My Fair Lady
When Hirschfeld’s friend, Moss Hart, told him he was going to direct a musical version of George Bernard Shaw’s Pygmalion, Al was skeptical. “I remember sitting up with him till about three o’clock in the morning trying to talk him out of doing My Fair Lady. I said to him that Pygmalion is a complete work of art and it had just been made into a movie starring Wendy Hiller.” MGM’s 1938 adaptation, earned Shaw a shared Oscar for best screenplay. Al drew five posters, as well many additional drawings to decorate the Astor Theater in Times Square when the film was first released. According to Al, “I said ‘How are you going to improve that by having someday sing a song or do a little dance?’ And he said, ‘Well, you’re probably right, but I have a point of view about it.’”

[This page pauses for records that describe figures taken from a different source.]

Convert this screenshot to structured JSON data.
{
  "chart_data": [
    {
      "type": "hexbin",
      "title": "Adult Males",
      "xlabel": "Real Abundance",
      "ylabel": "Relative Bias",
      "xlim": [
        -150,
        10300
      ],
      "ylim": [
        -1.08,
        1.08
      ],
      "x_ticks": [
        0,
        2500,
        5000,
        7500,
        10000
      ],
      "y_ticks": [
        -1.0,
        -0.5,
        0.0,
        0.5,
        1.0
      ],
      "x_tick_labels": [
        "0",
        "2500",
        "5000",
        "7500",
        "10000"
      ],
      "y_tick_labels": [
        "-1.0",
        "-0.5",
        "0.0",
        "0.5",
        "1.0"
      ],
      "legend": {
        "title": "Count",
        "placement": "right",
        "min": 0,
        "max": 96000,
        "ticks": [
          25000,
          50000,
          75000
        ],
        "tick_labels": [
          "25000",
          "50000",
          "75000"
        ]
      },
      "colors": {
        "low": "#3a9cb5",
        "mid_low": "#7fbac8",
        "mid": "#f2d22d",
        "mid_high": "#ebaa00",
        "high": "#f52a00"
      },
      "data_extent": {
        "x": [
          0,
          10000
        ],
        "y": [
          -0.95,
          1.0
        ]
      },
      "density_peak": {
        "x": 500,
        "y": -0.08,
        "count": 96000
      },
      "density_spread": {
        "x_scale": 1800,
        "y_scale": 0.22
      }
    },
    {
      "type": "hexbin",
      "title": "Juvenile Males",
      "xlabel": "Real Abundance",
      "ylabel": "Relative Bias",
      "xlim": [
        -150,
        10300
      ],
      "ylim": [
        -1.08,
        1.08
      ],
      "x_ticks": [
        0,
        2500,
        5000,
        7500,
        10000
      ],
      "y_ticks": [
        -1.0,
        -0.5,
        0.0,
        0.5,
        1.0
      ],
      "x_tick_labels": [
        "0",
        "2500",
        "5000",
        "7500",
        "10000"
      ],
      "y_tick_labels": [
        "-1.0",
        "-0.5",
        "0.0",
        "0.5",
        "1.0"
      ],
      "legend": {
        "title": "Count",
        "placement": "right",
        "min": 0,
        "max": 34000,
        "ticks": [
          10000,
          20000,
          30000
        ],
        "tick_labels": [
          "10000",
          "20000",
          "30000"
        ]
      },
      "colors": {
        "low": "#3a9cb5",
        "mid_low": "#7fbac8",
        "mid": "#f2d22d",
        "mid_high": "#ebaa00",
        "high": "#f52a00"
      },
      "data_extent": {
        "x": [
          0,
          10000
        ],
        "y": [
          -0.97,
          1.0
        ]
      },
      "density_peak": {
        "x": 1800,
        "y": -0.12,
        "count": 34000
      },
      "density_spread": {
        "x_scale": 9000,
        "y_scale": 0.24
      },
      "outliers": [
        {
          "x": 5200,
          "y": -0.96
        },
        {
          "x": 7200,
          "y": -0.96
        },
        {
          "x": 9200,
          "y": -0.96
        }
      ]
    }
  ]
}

Despite his reservations Al was happy to provide the producers with a drawing to advertise the show. The image of Shaw and stars Rex Harrison and Julie Andrews would soon become one of the American Theater’s most iconic images. As Paul Rudnick wrote in his comedy Jeffrey in 1994, “You got your idea of God from where most gay kids get it — the album cover of My Fair Lady. Original cast. It's got this Hirschfeld caricature of George Bernard Shaw up in the clouds, manipulating Rex Harrison and Julie Andrews on strings, like marionettes. It was your parents' album, you were little, you thought it was a picture of God. As, I believe, did Shaw.” Al would later draw a generic version that is still used to promote the shows in productions around the world.
Hirschfeld drew the original production for The New York Times, and he would draw all three Broadway revivals in his lifetime, including the 1977 revival with Ian Richardson and Christine Andreas and his drawing ended up on the cover of that cast recording. He drew the 1964 film adaptation with Audrey Hepburn for Warner Brothers (this work was published as a limited edition lithograph). He would draw Harrison 9 times in the role of Henry Higgins, and an equal number of Julie Andrews as Eliza Doolittle (although not always in the same drawings), including as part of a mural for the Playbill restaurant in the Hotel Manhattan in 1958. Rex Harrison was drawn 28 times between 1936 and 1989 but that’s just over half the number of times that Julie Andrews was drawn. She holds the record for the actress with the most drawings: 54 between 1955 to 2002, including classic images of her in The Sound of Music, Camelot, Mary Poppins, andVictor/Victoria. Her number was significantly helped by the 26 drawings of her in the film Star! a bomb musical biopic of Gertrude Lawrence released by Twentieth Century Fox in 1969.
As for what Al thought of My Fair Lady once he saw it on stage, “the minute that curtain opened, you realized you were in the presence of a great musical. Not only did I like better than Pygmalion, but I realized that if you believed in something you could do a musical about it, even if it was a cigar store.”